Güya Osmanlı Devleti şeriat devleti idi.

“Şeriat devleti” Osmanlı’ya karşı, 1855’te Arabistanlı şeyhin bu fetvasına dayanarak Mekke Emiri Vahhabiliğin başlangıcı olan isyanı başlatmıştı.

Mekke Emiri Abdülmuttalip’in isyan gerekçesi Osmanlı’nın kanunname çıkararak köleliği yasaklamış ve modernleşme hareketlerini başlatmış olmasıydı.

Türkiye’de İslamcıların da yenilikçilerin de saygı duyduğu büyük alim Ahmet Cevdet Paşa bu fetvayı veren şeyhleri ve isyancıları “fitne ve fesatçı ahmaklar” olarak değerlendirmişti.

Üstelik “Ahmet Cevdet Paşa ömrü boyunca şer’i şerif’i savunan”, medreseden yetişme, hukukçu ve tarihçi bir bilim adamıdır. Geleneksel fıkıh kaynaklarından yararlanarak yaratılan, kısmî bir Medeni Kanun olan, Mecelle’nin büyük kısmının yazarıdır.

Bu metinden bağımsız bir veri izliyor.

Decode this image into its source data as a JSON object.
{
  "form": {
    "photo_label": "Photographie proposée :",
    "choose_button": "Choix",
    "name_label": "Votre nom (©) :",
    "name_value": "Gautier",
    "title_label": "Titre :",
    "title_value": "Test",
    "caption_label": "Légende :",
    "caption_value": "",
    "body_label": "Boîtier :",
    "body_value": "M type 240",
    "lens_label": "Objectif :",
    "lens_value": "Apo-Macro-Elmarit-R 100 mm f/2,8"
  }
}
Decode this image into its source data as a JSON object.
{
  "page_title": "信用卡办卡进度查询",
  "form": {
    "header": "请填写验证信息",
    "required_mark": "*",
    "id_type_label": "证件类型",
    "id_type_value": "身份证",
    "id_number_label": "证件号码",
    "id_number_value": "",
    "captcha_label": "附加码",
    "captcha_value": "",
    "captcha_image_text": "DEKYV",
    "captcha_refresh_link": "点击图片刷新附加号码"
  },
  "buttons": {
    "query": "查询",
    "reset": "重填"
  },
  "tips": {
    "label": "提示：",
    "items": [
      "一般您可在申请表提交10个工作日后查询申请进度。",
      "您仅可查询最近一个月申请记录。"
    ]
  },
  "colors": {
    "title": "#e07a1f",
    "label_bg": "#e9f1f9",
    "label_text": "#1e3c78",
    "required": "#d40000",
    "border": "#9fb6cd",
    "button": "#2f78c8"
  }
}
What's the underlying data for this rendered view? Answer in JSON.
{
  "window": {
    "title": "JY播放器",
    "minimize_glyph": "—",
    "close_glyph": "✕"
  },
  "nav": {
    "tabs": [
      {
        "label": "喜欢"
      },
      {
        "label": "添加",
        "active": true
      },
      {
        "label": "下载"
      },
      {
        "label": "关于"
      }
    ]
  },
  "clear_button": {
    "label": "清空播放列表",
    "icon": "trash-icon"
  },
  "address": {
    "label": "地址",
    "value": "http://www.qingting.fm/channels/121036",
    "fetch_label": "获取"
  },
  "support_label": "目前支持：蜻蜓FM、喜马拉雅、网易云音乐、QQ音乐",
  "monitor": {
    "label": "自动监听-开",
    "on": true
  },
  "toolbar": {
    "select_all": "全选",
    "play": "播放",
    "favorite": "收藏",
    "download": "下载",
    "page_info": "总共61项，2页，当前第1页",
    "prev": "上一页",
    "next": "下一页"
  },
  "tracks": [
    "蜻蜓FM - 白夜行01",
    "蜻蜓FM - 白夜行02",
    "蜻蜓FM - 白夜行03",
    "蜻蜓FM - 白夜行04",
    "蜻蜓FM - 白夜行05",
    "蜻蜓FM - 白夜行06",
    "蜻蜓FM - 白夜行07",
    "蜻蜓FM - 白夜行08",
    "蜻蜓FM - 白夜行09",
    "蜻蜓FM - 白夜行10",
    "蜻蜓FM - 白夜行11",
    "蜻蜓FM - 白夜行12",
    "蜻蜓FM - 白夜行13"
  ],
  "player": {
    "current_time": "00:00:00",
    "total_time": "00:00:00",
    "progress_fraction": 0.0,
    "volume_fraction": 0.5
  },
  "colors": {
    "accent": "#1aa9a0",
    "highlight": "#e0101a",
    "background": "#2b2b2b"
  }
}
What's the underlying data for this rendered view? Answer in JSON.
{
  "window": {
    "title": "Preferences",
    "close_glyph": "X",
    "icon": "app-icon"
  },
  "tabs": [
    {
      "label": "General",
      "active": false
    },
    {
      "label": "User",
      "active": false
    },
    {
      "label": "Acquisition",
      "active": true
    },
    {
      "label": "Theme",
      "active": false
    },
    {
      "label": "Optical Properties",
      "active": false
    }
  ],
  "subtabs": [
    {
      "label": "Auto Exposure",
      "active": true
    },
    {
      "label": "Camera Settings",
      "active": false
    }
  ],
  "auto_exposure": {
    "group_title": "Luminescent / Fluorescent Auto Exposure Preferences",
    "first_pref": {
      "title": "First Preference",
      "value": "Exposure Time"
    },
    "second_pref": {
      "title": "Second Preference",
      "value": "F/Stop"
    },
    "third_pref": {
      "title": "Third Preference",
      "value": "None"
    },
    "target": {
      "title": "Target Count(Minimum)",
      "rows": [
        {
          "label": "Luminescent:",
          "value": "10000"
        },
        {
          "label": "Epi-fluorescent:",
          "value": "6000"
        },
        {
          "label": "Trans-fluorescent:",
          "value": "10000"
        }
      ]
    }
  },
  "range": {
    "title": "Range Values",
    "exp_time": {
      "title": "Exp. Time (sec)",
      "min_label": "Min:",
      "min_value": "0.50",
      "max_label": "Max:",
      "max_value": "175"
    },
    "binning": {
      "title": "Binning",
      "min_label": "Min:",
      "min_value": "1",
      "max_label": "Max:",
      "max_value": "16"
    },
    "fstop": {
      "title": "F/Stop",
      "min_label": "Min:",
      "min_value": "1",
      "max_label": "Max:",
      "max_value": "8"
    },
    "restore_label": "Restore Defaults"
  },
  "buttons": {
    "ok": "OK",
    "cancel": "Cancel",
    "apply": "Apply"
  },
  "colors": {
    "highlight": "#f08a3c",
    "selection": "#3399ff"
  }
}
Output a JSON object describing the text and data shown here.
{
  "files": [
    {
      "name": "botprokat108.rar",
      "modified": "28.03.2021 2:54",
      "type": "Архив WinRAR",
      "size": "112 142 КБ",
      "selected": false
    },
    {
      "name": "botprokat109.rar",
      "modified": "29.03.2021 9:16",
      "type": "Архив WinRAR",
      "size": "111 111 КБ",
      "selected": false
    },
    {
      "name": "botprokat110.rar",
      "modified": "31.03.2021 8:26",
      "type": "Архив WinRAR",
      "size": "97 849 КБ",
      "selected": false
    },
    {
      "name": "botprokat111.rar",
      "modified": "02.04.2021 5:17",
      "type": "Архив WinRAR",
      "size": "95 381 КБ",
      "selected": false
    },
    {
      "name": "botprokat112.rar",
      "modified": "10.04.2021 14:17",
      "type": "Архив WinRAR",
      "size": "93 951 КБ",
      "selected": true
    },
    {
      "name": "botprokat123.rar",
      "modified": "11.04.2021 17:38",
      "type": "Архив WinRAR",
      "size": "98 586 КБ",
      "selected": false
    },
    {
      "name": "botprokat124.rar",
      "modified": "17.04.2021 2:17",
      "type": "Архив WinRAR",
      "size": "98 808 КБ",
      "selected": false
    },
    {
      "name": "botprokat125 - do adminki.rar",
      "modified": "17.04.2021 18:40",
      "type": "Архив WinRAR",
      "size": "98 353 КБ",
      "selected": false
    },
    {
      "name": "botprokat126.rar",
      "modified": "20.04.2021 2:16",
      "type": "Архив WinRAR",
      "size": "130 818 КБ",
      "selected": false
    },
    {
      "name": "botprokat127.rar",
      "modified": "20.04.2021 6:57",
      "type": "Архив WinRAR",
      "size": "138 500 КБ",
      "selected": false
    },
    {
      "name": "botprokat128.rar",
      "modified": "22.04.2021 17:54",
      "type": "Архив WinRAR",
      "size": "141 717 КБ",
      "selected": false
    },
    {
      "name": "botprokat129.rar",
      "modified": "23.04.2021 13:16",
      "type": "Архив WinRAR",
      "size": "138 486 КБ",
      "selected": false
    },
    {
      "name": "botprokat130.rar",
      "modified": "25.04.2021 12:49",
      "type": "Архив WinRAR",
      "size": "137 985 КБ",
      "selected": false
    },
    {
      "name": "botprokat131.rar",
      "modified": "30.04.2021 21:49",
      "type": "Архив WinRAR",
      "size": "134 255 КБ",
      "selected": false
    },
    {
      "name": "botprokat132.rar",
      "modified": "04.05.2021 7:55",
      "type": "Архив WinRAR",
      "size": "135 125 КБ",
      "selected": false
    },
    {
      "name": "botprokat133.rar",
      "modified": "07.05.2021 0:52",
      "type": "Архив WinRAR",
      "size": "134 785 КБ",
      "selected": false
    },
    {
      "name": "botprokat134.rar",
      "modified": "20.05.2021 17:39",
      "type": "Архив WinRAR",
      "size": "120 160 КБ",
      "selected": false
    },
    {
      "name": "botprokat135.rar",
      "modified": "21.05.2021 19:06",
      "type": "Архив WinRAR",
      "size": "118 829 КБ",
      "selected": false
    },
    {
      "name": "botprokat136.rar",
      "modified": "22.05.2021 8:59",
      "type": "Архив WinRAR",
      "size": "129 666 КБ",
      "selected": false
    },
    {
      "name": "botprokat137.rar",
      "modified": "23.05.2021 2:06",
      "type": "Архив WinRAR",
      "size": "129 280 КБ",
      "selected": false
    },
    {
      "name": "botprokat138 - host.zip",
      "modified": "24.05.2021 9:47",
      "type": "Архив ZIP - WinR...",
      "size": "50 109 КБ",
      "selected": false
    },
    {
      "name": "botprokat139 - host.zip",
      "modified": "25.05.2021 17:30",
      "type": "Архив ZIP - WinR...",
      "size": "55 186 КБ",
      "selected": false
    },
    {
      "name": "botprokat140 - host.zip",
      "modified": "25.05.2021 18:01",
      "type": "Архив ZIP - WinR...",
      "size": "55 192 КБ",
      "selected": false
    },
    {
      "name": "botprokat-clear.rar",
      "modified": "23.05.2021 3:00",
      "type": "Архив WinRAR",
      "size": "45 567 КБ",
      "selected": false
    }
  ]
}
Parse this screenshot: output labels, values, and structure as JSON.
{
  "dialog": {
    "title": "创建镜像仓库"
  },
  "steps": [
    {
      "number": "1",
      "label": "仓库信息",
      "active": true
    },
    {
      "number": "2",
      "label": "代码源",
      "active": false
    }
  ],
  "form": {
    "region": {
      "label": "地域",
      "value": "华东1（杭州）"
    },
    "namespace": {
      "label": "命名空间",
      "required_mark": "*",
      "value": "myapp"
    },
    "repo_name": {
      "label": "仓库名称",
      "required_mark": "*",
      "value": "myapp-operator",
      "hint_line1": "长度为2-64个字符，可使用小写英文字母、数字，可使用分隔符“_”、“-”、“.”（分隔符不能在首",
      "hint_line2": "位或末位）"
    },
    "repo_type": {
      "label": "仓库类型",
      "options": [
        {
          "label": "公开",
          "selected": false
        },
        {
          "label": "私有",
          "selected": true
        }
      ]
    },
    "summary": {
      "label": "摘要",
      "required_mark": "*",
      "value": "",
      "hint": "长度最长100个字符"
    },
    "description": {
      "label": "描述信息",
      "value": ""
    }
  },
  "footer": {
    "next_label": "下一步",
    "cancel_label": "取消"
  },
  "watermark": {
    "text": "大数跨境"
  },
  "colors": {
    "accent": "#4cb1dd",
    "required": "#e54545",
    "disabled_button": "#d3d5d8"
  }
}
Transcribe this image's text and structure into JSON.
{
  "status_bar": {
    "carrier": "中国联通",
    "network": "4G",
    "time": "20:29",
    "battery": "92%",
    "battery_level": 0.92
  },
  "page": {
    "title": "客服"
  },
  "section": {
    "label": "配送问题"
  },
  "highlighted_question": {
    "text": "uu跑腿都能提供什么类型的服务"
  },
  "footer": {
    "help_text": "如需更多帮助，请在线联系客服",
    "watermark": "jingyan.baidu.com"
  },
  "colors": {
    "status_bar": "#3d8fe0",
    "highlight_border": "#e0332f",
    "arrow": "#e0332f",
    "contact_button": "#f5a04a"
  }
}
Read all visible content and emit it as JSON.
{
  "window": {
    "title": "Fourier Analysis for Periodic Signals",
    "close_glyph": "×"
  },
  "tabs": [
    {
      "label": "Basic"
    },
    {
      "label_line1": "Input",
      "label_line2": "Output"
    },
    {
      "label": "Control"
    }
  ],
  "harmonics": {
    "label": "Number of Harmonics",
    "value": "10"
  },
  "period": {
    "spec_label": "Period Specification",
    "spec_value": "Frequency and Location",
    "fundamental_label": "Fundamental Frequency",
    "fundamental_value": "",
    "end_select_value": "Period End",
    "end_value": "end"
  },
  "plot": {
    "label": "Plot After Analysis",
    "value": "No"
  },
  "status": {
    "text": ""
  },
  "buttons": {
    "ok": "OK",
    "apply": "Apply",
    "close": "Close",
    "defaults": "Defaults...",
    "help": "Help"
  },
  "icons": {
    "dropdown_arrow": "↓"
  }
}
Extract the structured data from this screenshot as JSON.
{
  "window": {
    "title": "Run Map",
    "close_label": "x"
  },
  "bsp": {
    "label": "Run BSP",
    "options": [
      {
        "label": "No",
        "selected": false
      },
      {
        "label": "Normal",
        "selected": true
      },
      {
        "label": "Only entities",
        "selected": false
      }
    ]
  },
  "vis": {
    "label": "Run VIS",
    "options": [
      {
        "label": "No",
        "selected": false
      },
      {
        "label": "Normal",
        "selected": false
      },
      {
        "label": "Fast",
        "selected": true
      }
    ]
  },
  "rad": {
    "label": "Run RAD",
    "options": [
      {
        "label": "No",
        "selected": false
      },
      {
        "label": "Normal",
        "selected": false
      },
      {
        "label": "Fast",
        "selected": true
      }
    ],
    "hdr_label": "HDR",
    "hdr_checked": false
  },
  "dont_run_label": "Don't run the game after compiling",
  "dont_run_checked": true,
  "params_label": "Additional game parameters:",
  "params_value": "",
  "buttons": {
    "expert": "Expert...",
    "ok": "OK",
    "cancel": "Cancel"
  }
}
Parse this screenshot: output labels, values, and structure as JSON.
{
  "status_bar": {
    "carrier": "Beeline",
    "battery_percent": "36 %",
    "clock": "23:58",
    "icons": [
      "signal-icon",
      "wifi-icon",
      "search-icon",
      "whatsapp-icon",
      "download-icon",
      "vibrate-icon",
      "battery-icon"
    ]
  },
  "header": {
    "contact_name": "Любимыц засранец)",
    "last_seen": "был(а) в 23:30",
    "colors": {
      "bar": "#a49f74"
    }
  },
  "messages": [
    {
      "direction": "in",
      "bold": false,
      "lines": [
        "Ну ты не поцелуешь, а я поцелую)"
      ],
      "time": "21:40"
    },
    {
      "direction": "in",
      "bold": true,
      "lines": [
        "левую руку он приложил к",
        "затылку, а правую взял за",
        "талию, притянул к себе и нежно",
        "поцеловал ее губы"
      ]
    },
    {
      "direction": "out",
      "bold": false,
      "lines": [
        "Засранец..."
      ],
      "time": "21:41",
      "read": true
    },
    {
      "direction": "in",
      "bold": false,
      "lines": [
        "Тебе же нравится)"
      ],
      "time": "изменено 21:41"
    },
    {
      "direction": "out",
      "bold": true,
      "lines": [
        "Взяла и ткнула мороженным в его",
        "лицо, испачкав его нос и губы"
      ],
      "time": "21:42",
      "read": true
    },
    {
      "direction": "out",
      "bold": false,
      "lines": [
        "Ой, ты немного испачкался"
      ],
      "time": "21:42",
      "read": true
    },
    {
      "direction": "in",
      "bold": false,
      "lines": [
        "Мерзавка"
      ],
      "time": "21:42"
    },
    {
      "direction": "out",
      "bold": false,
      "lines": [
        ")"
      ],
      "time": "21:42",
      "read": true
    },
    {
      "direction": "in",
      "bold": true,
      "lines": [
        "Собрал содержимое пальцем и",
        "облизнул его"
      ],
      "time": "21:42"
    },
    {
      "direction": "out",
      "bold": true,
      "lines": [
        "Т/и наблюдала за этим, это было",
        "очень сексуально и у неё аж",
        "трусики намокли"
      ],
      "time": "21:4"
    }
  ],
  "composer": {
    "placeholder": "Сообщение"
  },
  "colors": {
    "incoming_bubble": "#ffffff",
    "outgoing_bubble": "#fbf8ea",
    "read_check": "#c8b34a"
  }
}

Ancak “laik yargının ülkemizdeki ilk kurumları olan Nizamiye Mahkemeleri (ticaret, hukuk ve ceza mahkemeleri) A. Cevdet Paşa’nın ‘şer'i şerif’ten getirdiği hukuki gerekçelerle kurulmuştur!” Çünkü Avrupa ile ticari ilişkiler gelişmişti ve bu ülkelerdeki çoğu kurumlar (mesela Limited ve Anonim Şirketler) fıkıhta yoktu.

Osmanlı şehirleşmiş, göçebeliği marjinalleştirmiş, farklı ırkların bir arada yaşadığı çoğulcu bir sosyal yapıdaydı ve Ahmet Cevdet Paşa gibi alimleri vardı. Osmanlı bunun için köleliği kaldırmıştı.

“Sosyolojik olarak kölelik, dar kafalı ve haşin bedevi hayatının ayrılmaz bir parçasıdır; dini de buna göre anlamışlardır.” (Bu bilgileri özetleyerek aldığım Taha Akyol’un yazılarından daha geniş bilgi edinebilirsiniz.)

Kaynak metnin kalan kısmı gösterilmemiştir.